A Argentina conta com vantagens importantes na disputa pelo mercado brasileiro: está geograficamente muito próxima, vende seus produtos com isenção de tarifa por conta dos acordos do Mercosul, e possui um câmbio artificialmente desvalorizado. O dólar está cotado hoje a R$ 2,00 no Brasil e a 3 pesos na Argentina. Os chineses, no entanto, conseguem ser mais competitivos. Sérgio Vale, economista da MB Associados, explica que a China leva vantagem graças aos baixos salários, à expressiva escala e à produtividade das fábricas.

Ribeiro, da Funcex, aposta que o Brasil vai amargar déficit com a China em 2007, depois da euforia provocada pelos robustos superávits dos últimos anos. Em 2003 - ano em que ocorreu o boom de exportação de commodities para a China e no qual o presidente Luiz Inácio Lula da Silva visitou o país - o Brasil apurou superávit de US$ 2,3 bilhões nas trocas com os chineses. Desde então, as exportações brasileiras cresceram 24% em média, o que é um bom resultado, mas as vendas de produtos chineses avançaram 55% ao ano. Resultado: o superávit do Brasil com a China encolheu para US$ 410 milhões em 2006.

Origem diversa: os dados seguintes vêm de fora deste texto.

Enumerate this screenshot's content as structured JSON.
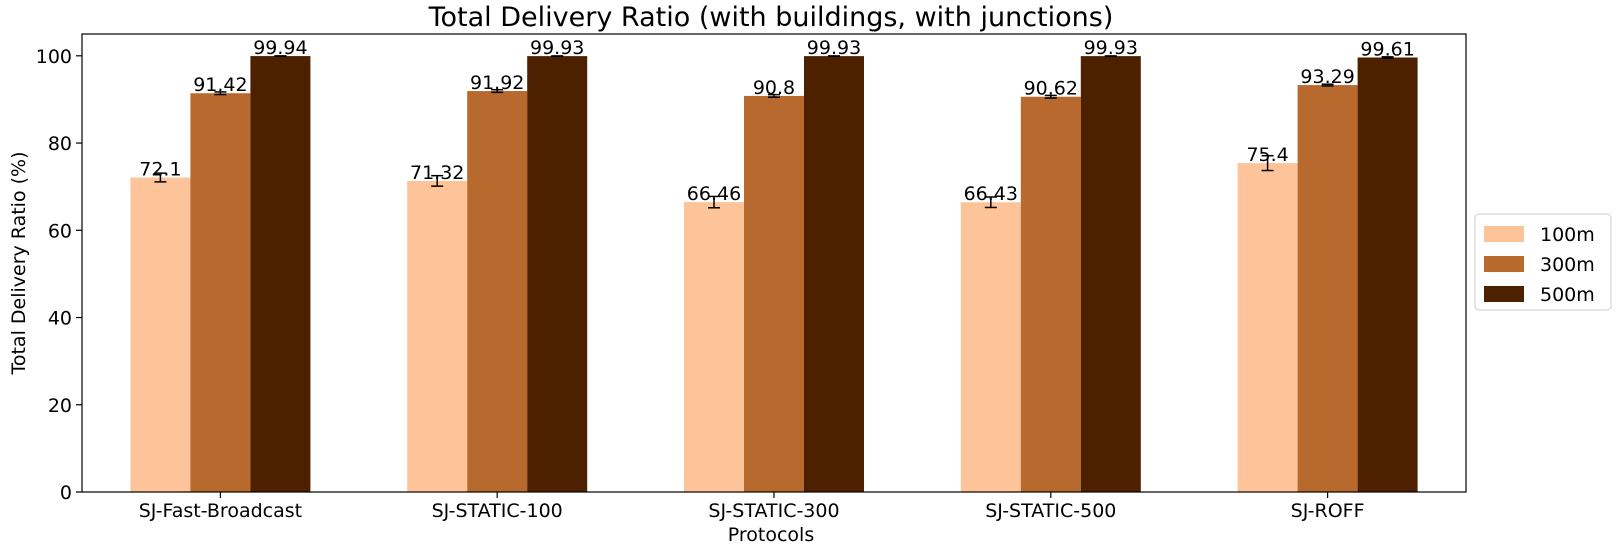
{
  "chart_data": {
    "type": "bar",
    "title": "Total Delivery Ratio (with buildings, with junctions)",
    "xlabel": "Protocols",
    "ylabel": "Total Delivery Ratio (%)",
    "ylim": [
      0,
      105
    ],
    "yticks": [
      0,
      20,
      40,
      60,
      80,
      100
    ],
    "grid": false,
    "legend_placement": "center-right outside",
    "categories": [
      "SJ-Fast-Broadcast",
      "SJ-STATIC-100",
      "SJ-STATIC-300",
      "SJ-STATIC-500",
      "SJ-ROFF"
    ],
    "series": [
      {
        "name": "100m",
        "color": "#fdc49a",
        "values": [
          72.1,
          71.32,
          66.46,
          66.43,
          75.4
        ],
        "labels": [
          "72.1",
          "71.32",
          "66.46",
          "66.43",
          "75.4"
        ],
        "errors": [
          1.0,
          1.2,
          1.3,
          1.2,
          1.7
        ]
      },
      {
        "name": "300m",
        "color": "#b8692e",
        "values": [
          91.42,
          91.92,
          90.8,
          90.62,
          93.29
        ],
        "labels": [
          "91.42",
          "91.92",
          "90.8",
          "90.62",
          "93.29"
        ],
        "errors": [
          0.3,
          0.3,
          0.3,
          0.3,
          0.2
        ]
      },
      {
        "name": "500m",
        "color": "#4d2000",
        "values": [
          99.94,
          99.93,
          99.93,
          99.93,
          99.61
        ],
        "labels": [
          "99.94",
          "99.93",
          "99.93",
          "99.93",
          "99.61"
        ],
        "errors": [
          0.05,
          0.05,
          0.05,
          0.05,
          0.15
        ]
      }
    ]
  }
}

"Os chineses são importantes produtores de itens populares, segmento no qual o consumo está crescendo", diz Callegari, do JP Morgan, referindo-se aos efeitos dos programas de transferência de renda do governo Lula para a renda da população mais pobre. Vale, da MB, acredita que a China pode eventualmente ultrapassar até os EUA, hoje líderes isolados nas vendas para o Brasil, com US$ 14,8 bilhões. "No momento em que a China produzir itens com tecnologia mais elevada, isso pode acontecer", diz.

Já com a Argentina, que consome os manufaturados brasileiros, o Brasil conquistou um importante superávit. Em 2002, o saldo de US$ 2,4 bilhões estava a favor dos argentinos. Com a desvalorização da moeda brasileira em 2003, as posições se inverteram. A Argentina amargou prejuízos de US$ 3,6 bilhões nas trocas com o Brasil em 2005 e em 2006. Como atualmente o câmbio é favorável à Argentina, esse jogo pode até virar novamente, mas deve demorar um pouco.

Os analistas acreditam que a maior presença de manufaturados chineses nos mercados brasileiro e argentino não deve ser motivo para divergências entre os dois países, que algumas vezes se vêem mais como adversários do que como sócios. "Argentina e Brasil têm que enfrentar o problema da China conjuntamente", diz Scarlan, da Abeceb.com. Em 2006, a China obteve um superávit comercial com o mundo de US$ 177,5 bilhões, um recorde que assusta corredores experientes. E Brasil e Argentina ainda são iniciantes na maratona do comércio mundial.